The Washington Metropolitan Area Transit Authority anticipates hundreds of thousands of people will use the rail and bus systems throughout the weekend, but hotels haven't booked at the same pace as they did four years ago.
Still, Gainesville has its fair share of people traveling up for the event.
Night in and night out during the 2012 campaign, Alena Lawson said she spent hours with her phone glued to her ear, calling residents in Newberry, Alachua and High Springs to encourage them to register and vote in the presidential election.
In Alachua County, Obama received 57.71 percent of the vote to Mitt Romney's 40.40 percent, according to the Alachua County Supervisor of Elections website.
The Newberry city commissioner participated in the 2008 campaign as well, and said that the second campaign ran on a huge commitment to repeat what happened the first time: Win the election.
Lawson said this inauguration is a testament that the nation supports what the president has accomplished.
For those who worked on the campaign, it's a personal stamp of success.
"We're witnessing our hard work come to fruition," Lawson said.
A time for firsts
Vickie Grant voted for Obama in 2008 but didn't attend the inauguration. After he won his re-election, Grant said she booked a flight.
"This is probably the last time we'll have a person of color in the White House," Grant said. "I don't want to miss it."
For Alison Blakeslee, a private investigator, this also will be her first time attending an inauguration.
"I expect to come home," she said, "feeling more positive about Washington."
Although Blakeslee said the second inauguration won't carry the glamour of the first, she thinks this inauguration is more appealing in some ways. It shows that the nation trusts what Obama has done so far.
"It's not a transformation of power," Blakeslee said, "but we know about him. We trust him."
The event is something most people will never forget. Ask Ed Krohn, who made a habit of attending inaugurations in the 1990s and early 2000s. He was there for the inaugurations of George H. Bush, Bill Clinton (the second one), and George W. Bush's first.
He went to them for the thrill, he said, and in hopes of finding anything to collect — a ticket stub, a Metro pass. He binds the items into memorabilia books, making them pieces of history.
"A lot of it's not worth a lot," Krohn said. "But it's not about the worth. It's about the chase."
For Krohn, finding items from the conventions, the elections, the inaugurations tell a story about the nation's political process.
About 10 years ago, he went to the Smithsonian Institution in search of inaugural ceremony and ball tickets, as well as convention tickets. He still can't find a convention stub from 1872.
But he did spot John F. Kennedy Jr. at Clinton's second inauguration in 1997.
"I wasn't looking for anything in particular," Krohn said. "I had just turned my head and there he was, three rows in front of me.

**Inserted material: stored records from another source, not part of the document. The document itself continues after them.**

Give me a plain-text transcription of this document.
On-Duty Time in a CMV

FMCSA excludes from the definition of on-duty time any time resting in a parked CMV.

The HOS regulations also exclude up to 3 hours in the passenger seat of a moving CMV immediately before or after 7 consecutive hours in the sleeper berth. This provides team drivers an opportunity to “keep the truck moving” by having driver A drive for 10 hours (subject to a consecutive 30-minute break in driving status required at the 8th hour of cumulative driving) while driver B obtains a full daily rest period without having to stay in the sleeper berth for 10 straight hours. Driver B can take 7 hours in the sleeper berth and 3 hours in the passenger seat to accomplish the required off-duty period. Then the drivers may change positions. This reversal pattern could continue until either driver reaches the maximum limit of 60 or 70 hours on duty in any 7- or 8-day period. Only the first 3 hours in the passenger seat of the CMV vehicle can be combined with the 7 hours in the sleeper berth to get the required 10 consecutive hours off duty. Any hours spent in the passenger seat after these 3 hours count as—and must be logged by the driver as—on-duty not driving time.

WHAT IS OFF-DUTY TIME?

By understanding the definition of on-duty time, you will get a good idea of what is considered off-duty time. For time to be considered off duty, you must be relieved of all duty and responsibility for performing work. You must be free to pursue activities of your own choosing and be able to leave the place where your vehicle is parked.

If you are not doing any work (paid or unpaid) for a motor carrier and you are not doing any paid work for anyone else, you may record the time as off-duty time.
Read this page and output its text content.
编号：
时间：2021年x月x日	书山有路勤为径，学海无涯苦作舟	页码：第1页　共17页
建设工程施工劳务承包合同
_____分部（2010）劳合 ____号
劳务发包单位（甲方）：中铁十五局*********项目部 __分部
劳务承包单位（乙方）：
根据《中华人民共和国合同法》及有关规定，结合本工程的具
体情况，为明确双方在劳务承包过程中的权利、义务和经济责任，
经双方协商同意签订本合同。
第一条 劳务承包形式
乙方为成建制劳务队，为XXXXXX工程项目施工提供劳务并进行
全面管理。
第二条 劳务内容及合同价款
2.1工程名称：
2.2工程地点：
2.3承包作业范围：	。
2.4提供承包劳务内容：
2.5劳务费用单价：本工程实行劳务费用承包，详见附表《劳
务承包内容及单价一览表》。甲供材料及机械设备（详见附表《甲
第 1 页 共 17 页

Things like that make it interesting, when you find what you least expect."
The final piece of the campaign
In 2008, Cynthia Chestnut hosted a house party during the summer, before Obama was officially named the Democratic candidate for president. She was trying to generate energy for the upcoming election.

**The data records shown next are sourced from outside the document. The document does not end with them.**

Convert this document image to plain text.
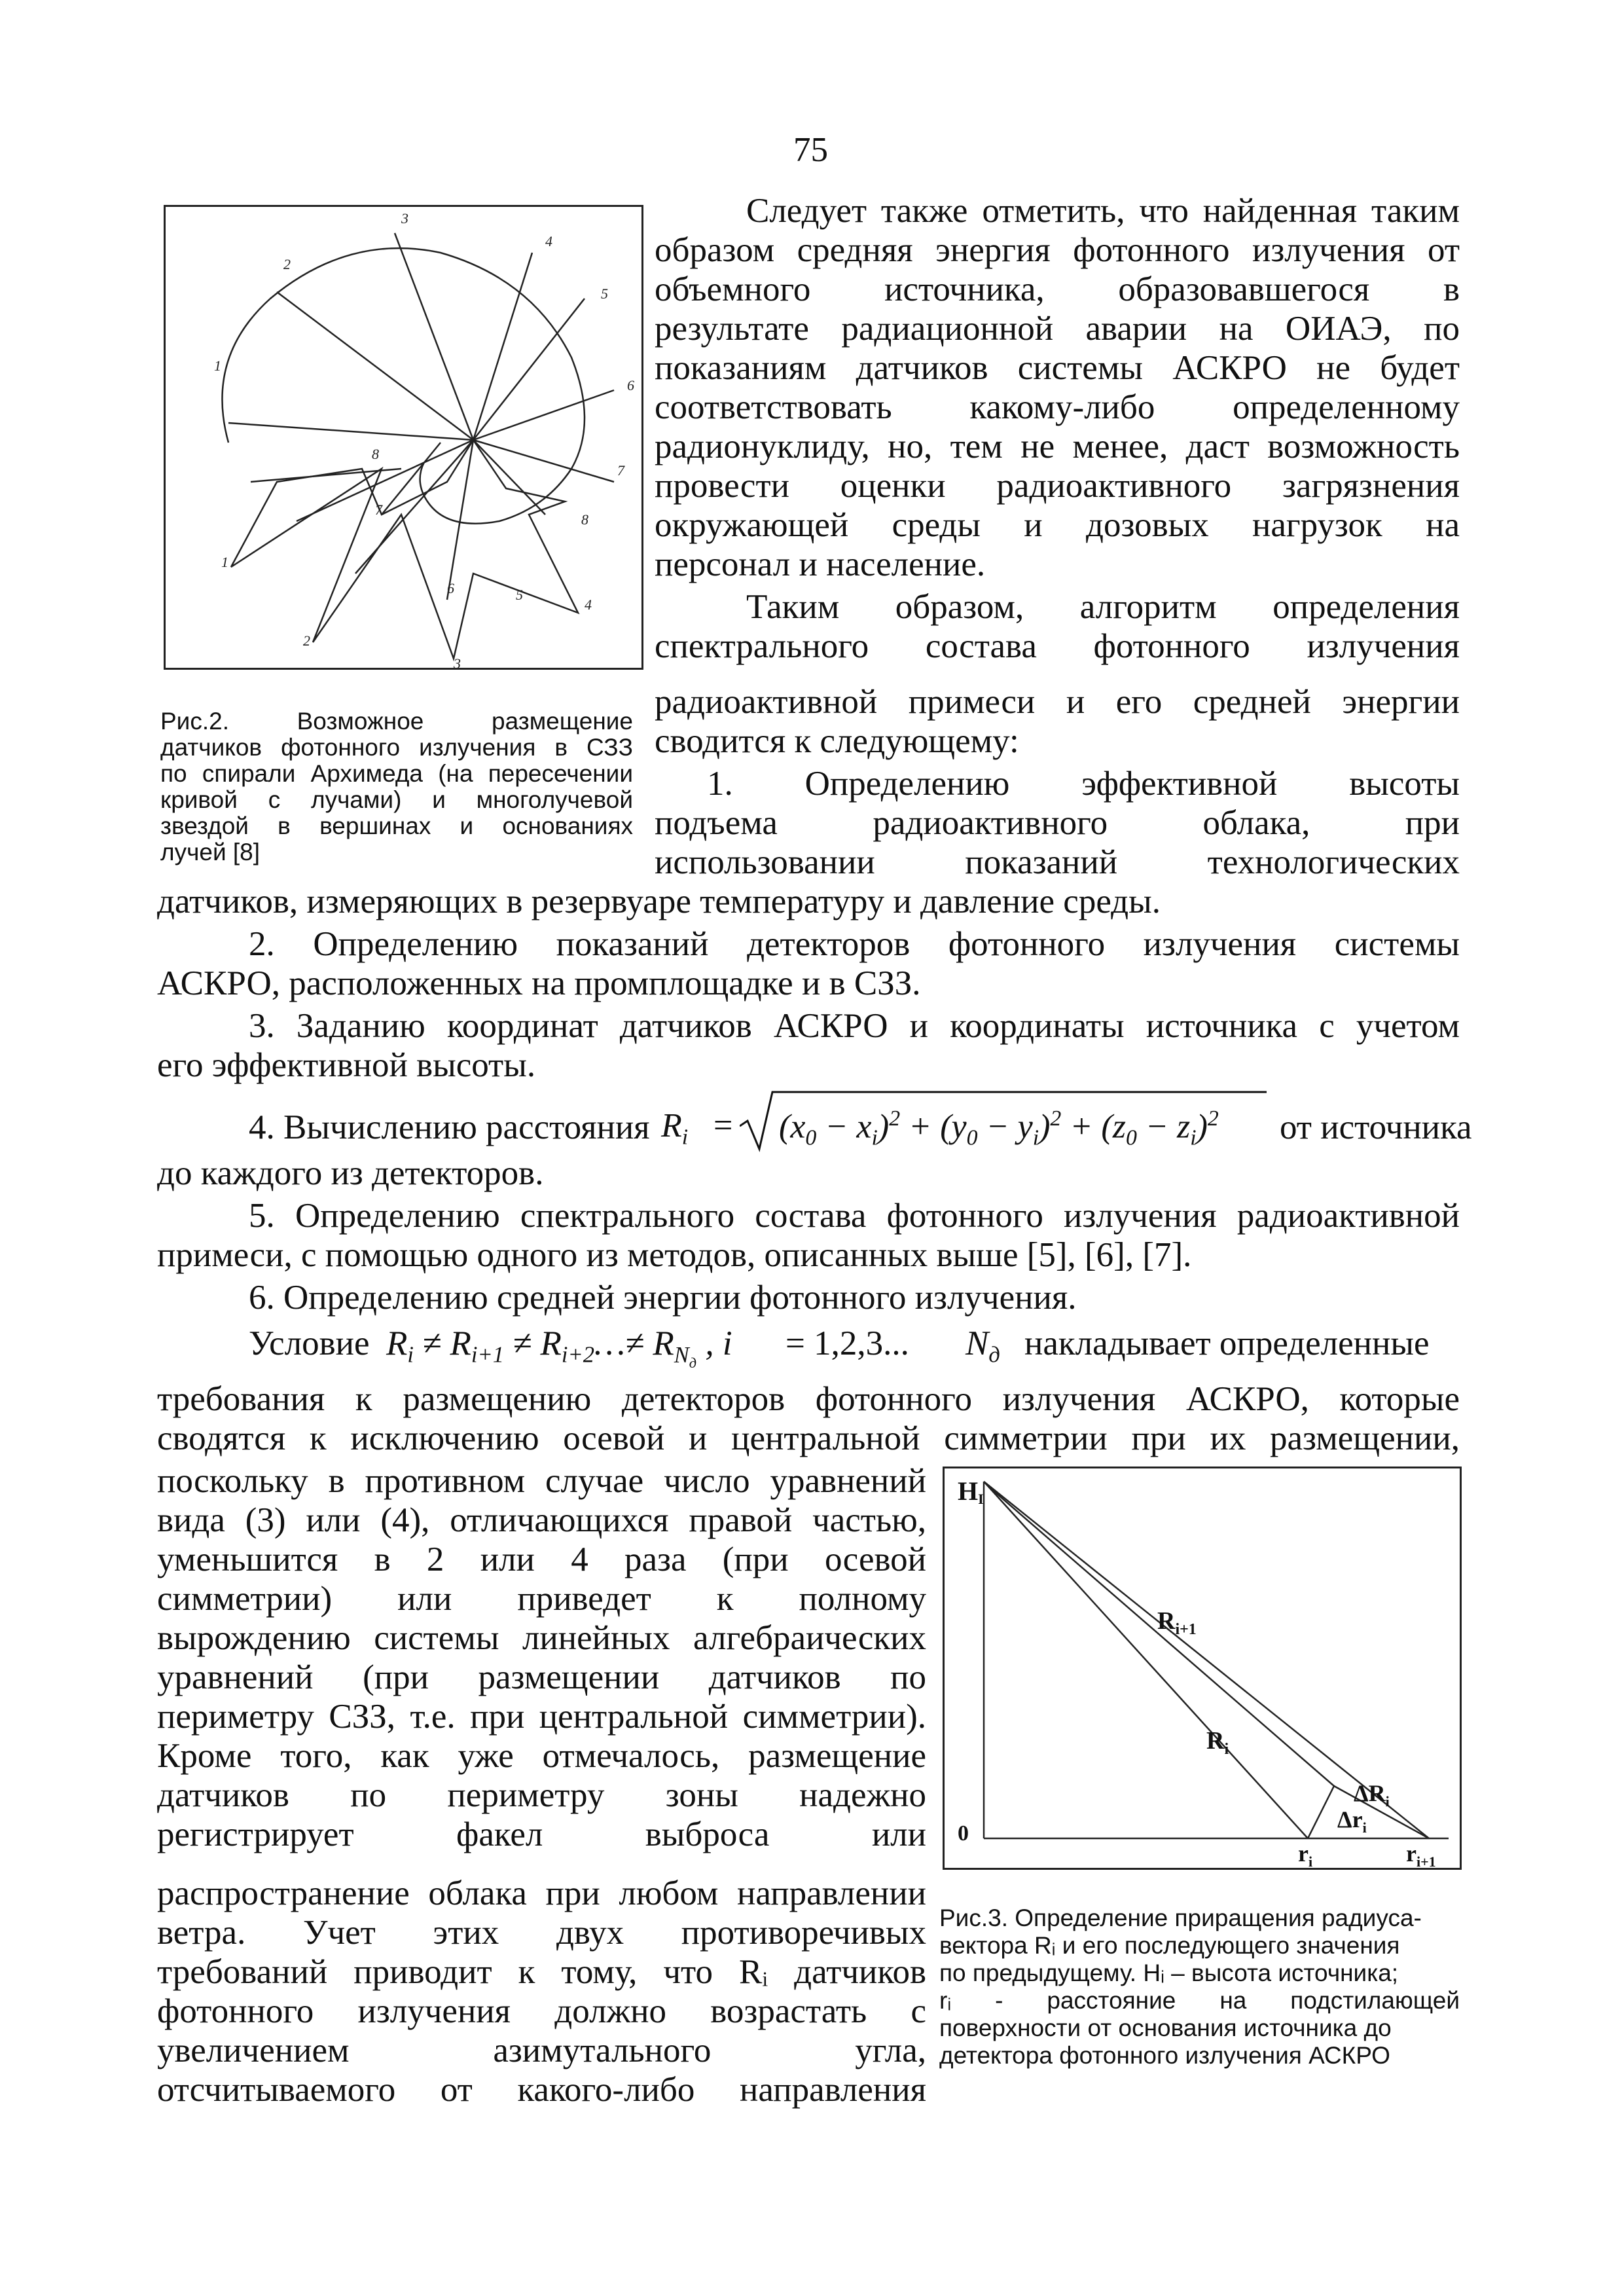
75
1
2
3
4
5
6
7
8
1
2
3
4
5
6
7
8
Рис.2. Возможное размещение
датчиков фотонного излучения в СЗЗ
по спирали Архимеда (на пересечении
кривой с лучами) и многолучевой
звездой в вершинах и основаниях
лучей [8]
Следует также отметить, что найденная таким
образом средняя энергия фотонного излучения от
объемного источника, образовавшегося в
результате радиационной аварии на ОИАЭ, по
показаниям датчиков системы АСКРО не будет
соответствовать какому-либо определенному
радионуклиду, но, тем не менее, даст возможность
провести оценки радиоактивного загрязнения
окружающей среды и дозовых нагрузок на
персонал и население.
Таким образом, алгоритм определения
спектрального состава фотонного излучения
радиоактивной примеси и его средней энергии
сводится к следующему:
1. Определению эффективной высоты
подъема радиоактивного облака, при
использовании показаний технологических
датчиков, измеряющих в резервуаре температуру и давление среды.
2. Определению показаний детекторов фотонного излучения системы
АСКРО, расположенных на промплощадке и в СЗЗ.
3. Заданию координат датчиков АСКРО и координаты источника с учетом
его эффективной высоты.
4. Вычислению расстояния $R_i = (x_0 - x_i)^2 + (y_0 - y_i)^2 + (z_0 - z_i)^2$ от источника
до каждого из детекторов.
5. Определению спектрального состава фотонного излучения радиоактивной
примеси, с помощью одного из методов, описанных выше [5], [6], [7].
6. Определению средней энергии фотонного излучения.
Условие $R_i \ne R_{i+1}$ ≠ $R_{i+2}\dots\ne R_{N_д}$ , i = 1,2,3... $N_д$ накладывает определенные
требования к размещению детекторов фотонного излучения АСКРО, которые
сводятся к исключению осевой и центральной симметрии при их размещении,
поскольку в противном случае число уравнений
вида (3) или (4), отличающихся правой частью,
уменьшится в 2 или 4 раза (при осевой
симметрии) или приведет к полному
вырождению системы линейных алгебраических
уравнений (при размещении датчиков по
периметру СЗЗ, т.е. при центральной симметрии).
Кроме того, как уже отмечалось, размещение
датчиков по периметру зоны надежно
регистрирует факел выброса или
распространение облака при любом направлении
ветра. Учет этих двух противоречивых
требований приводит к тому, что Rᵢ датчиков
фотонного излучения должно возрастать с
увеличением азимутального угла,
отсчитываемого от какого-либо направления
HI
0
$R_{i+1}$
$R_i$
$\Delta R_i$
$\Delta r_i$
$r_i$	$r_{i+1}$
Рис.3. Определение приращения радиуса-
вектора Rᵢ и его последующего значения
по предыдущему. Hᵢ – высота источника;
rᵢ - расстояние на подстилающей
поверхности от основания источника до
детектора фотонного излучения АСКРО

As fall rolled around, she made calls and went door-to-door, verifying whether Alachua County residents were registered to vote.
"I wanted to do everything I could to get him in office," Chestnut said.
She attended the inauguration in 2009, she said, excited to see a man whose vision would shape the nation's social structure.
Chestnut said she is returning to D.C. for the second inauguration for two reasons. She said she believes it will be the last time in her lifetime she sees an African-American as president, and she wants to share this piece of history with her grandchildren.
For someone who has supported the president since 2008, this inauguration serves as a bookend.
"It's the final piece," she said. "It's the final piece of the campaign."